I just never felt right about refusing friendship to a stranger who claims to have been influenced by my publications. Although for the first year or two my Facebook “social graph” mapped in some not terribly accurate way with personal relationships that I maintained on a face to face basis — or, if virtually, over a long term. For a while, when strangers friended me, I sent a friendly email, asking them to remind me of what our relationship actually is. That way, I figured, I would have an email archive to refer to in the future. It got to be too much work to do that. It got to be too much work to explain how I know the Facebook friends I actually do know. So I’ve been granting Facebook friendship to everybody who seems to be familiar with my work and makes a friend request. Which means, I’ve begun to understand, that I best treat this not as a mapping of my personal social network but as a personal public.
[From "Treating My Facebook Community as a Public," December 23, 2024, by Howard Rheingold. Read the rest here.]
Rheingold followed that with a post addressed to his Facebook friends, that includes the following…

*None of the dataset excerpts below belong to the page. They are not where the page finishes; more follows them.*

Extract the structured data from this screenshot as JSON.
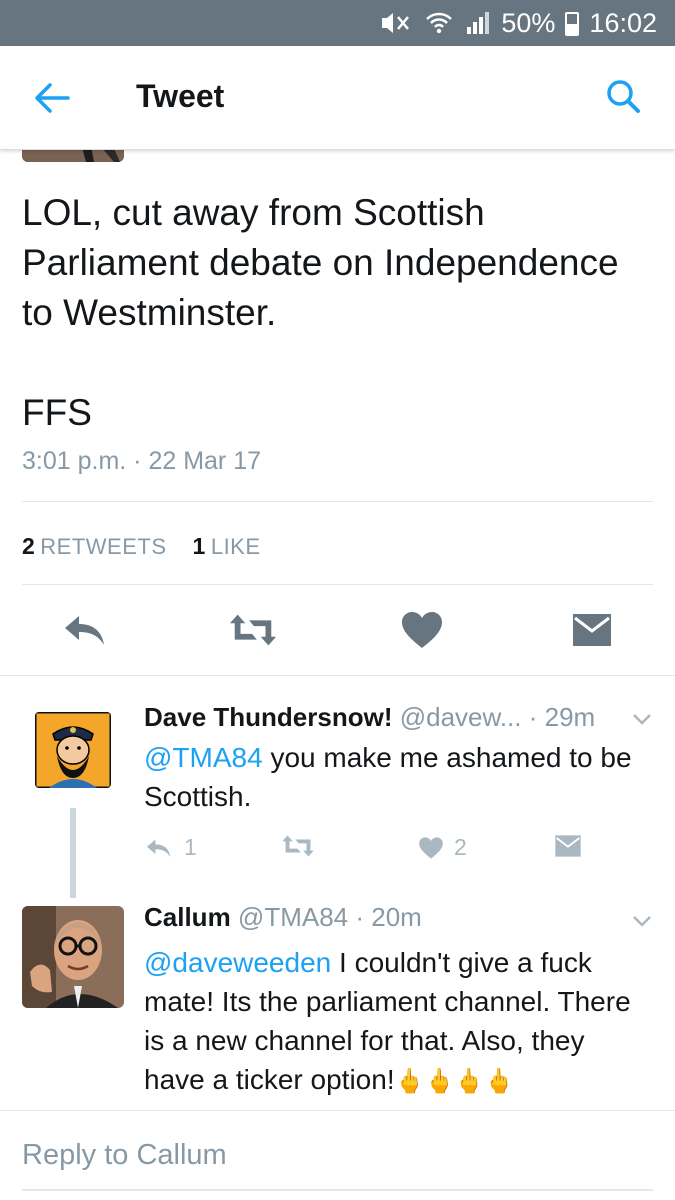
{
  "status_bar": {
    "battery": "50%",
    "time": "16:02",
    "battery_level": 0.5,
    "icons": [
      "mute-icon",
      "wifi-icon",
      "signal-icon",
      "battery-icon"
    ]
  },
  "header": {
    "title": "Tweet",
    "back_icon": "arrow-left-icon",
    "search_icon": "search-icon"
  },
  "tweet": {
    "text": "LOL, cut away from Scottish Parliament debate on Independence to Westminster.\n\nFFS",
    "timestamp": "3:01 p.m. · 22 Mar 17",
    "retweets_count": "2",
    "retweets_label": "RETWEETS",
    "likes_count": "1",
    "likes_label": "LIKE",
    "actions": [
      "reply-icon",
      "retweet-icon",
      "heart-icon",
      "envelope-icon"
    ]
  },
  "replies": [
    {
      "name": "Dave Thundersnow!",
      "handle": "@davew...",
      "time": "· 29m",
      "mention": "@TMA84",
      "text": " you make me ashamed to be Scottish.",
      "reply_count": "1",
      "like_count": "2"
    },
    {
      "name": "Callum",
      "handle": "@TMA84",
      "time": "· 20m",
      "mention": "@daveweeden",
      "text": " I couldn't give a fuck mate! Its the parliament channel. There is a new channel for that. Also, they have a ticker option!",
      "emoji": "🖕🖕🖕🖕"
    }
  ],
  "reply_bar": {
    "placeholder": "Reply to Callum"
  },
  "colors": {
    "accent": "#1da1f2",
    "status_bar": "#66757f",
    "icon_gray": "#66757f",
    "muted": "#8899a6"
  }
}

But as I blogged yesterday, the small number of people I friended when Facebook was more private and the people who friended me because we share some offline connection have become outnumbered by people who know me exclusively through my work. Why should I ditch all these readers who have been generous with their attention? However, danah boyd, who I cited as one of my sources in learning about the nature of publics online, pointed out that when I promiscuously accept friend requests I am exposing my friends and public to strangers through my actions. This is a legitimate concern, and I’ve decided to opt for openness — and to try to seek informed consent from those who join my public
If you friend me, you will find that a large network of people who don’t really know me in real life will have some access to information about you. If you get friend requests from people who are part of my social graph, please don’t assume that they are actually my friends or that I endorse them. If you are not comfortable with the exposure that being a Facebook friend of mine brings to your profile, unfriend me — I won’t feel slighted.
[From "My Facebook friends: please read this," December 24, 2024, by Howard Rheingold. Read the complete post here.]
These posts make specific Rheingold’s experience and the way he has chosen to manage a growing web of relationships behind the Facebook wall. They provide a springboard for a thoughtful discussion.
{ 2 comments… read them below or add one }
Charles Follymacher 12.28.07 at 3:37
It’s happened to me on a couple, three occasions, where I get a friend request from someone I can’t for the life of me recall ever meeting in any fashion.
My memory isn’t the best so I give em the benefit of the doubt and not assume right off that they’re some sort of popularity hound that I can ignore. So I asks em how I know em. They admit they don’t know me, that they found me by skimming through a mutual friend’s list and (mistakenly) thought I was a nice guy (one one occasion, even the mutual friend didn’t know the person).
One of em, who did not respond to my who-dis interrogative, I ignored outright but the others I just adjusted my privacy settings to limit their access to my comings and doings. I think that’s the trick right durr.
Frank Paynter 12.28.07 at 5:22
That’s pretty much how I handle it too, Charles. I’d rather not pretend to exclusionary self-importance, but I draw a line if I get a creeped-out feeling.